Thom Rainer is widely known as the former head of the Southern Baptist Convention’s Lifeway Christian Resources, but now he is set to open a new chapter as he launches both a new company and a new book, I Am A Christian.
“I am loving what I’m doing. I love my team. I love the churches we serve. I love how God is working. So, what’s not to be happy about, it’s a good season for me,” Rainer said in a recent interview with Baptist News Global.
This season is about helping others understand his love for the local church and why they too should love it, Rainer said. “There are two reasons I love the local church. The first reason is experience. I was an unchurched teenager and I dropped out of church at age 12 and didn’t return to church until shortly after I was married at age 24. When I got back in the church, it was transformational. I got into a healthy church, a relatively healthy church.”
That designation of a “healthy church” would become important to Rainer in his career as someone who significantly influences church leaders.
“There’s no such thing as a perfectly healthy church, but I got into a healthy church right before my son, Sam, was born. My wife and I had been married about two years and she had been urging me to find a church home,” he recalled. “I fell in love with that local church.
“God gave us the local church; it’s his Plan A and, frankly, he didn’t give us a Plan B. That is where we are to carry out ministry. That is where God’s work is taking place, obviously not exclusively, but predominantly.”
Rainer’s passion for the local church drives him in helping churches find answers. This passion also urges him to sound the alarm for churches to get back to the basics in terms of disciplines such as evangelism.

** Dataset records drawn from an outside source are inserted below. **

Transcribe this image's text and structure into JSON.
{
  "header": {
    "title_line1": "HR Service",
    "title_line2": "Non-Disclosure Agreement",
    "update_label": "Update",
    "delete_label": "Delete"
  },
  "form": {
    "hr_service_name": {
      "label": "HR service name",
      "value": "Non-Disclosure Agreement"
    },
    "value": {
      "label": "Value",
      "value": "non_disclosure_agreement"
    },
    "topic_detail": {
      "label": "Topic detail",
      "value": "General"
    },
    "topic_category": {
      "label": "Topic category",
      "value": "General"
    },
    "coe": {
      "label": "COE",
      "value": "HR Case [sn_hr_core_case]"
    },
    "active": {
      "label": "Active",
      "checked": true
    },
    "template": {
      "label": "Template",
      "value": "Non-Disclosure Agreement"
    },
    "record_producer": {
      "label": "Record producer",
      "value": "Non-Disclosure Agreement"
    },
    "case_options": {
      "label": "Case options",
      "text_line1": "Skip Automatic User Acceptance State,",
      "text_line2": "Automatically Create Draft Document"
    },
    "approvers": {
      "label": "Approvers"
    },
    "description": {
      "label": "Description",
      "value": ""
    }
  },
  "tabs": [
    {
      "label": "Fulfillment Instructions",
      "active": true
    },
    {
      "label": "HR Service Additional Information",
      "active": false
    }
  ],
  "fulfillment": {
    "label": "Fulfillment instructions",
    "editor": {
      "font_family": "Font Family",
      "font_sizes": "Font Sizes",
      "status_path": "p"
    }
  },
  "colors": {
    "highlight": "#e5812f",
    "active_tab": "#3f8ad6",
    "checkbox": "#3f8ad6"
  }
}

“We have neglected the great for the good, and so we have neglected the Great Commission for good things such as activities within our churches,” he explained. “Let’s look at the purposes of the church, and everybody has a different definition of what the purposes are, but let’s look at six purposes, let’s start with evangelism and then go discipleship, worship, ministry, fellowship and prayer.”
These are the priorities of healthy churches, he said. “Are they going to skip corporate worship? Nope. Are they going to skip discipleship? Are they going to neglect ministry? Probably not. There’s going to be ministry going on every week. Will they neglect fellowship? No. Especially if there’s a meal involved. You go down each of those purposes and then you say, OK, church, what is it you are not doing every week? It’s evangelism.”
This is not a new message for Rainer.
In 2005, he left his role as dean of the Billy Graham School of Missions, Evangelism and Church Growth at Southern Baptist Theological Seminary in Louisville, Ky., to become president of Lifeway in Nashville. What most people don’t know is that his journey to Lifeway was, in a way, a detour. He had been planning to move to Florida and establish himself as an independent consultant and writer.
After leaving Lifeway in 2018, he has been on a journey toward resuming his intent to help churches more directly.
“I think churches and church leaders are so hungry for something new and fresh from God,” he said.
That was his experience from the beginning, he said. “I don’t necessarily want to reflect on what God has done in my past, however I do want to remember my conversion story when my football coach lead me to Jesus.”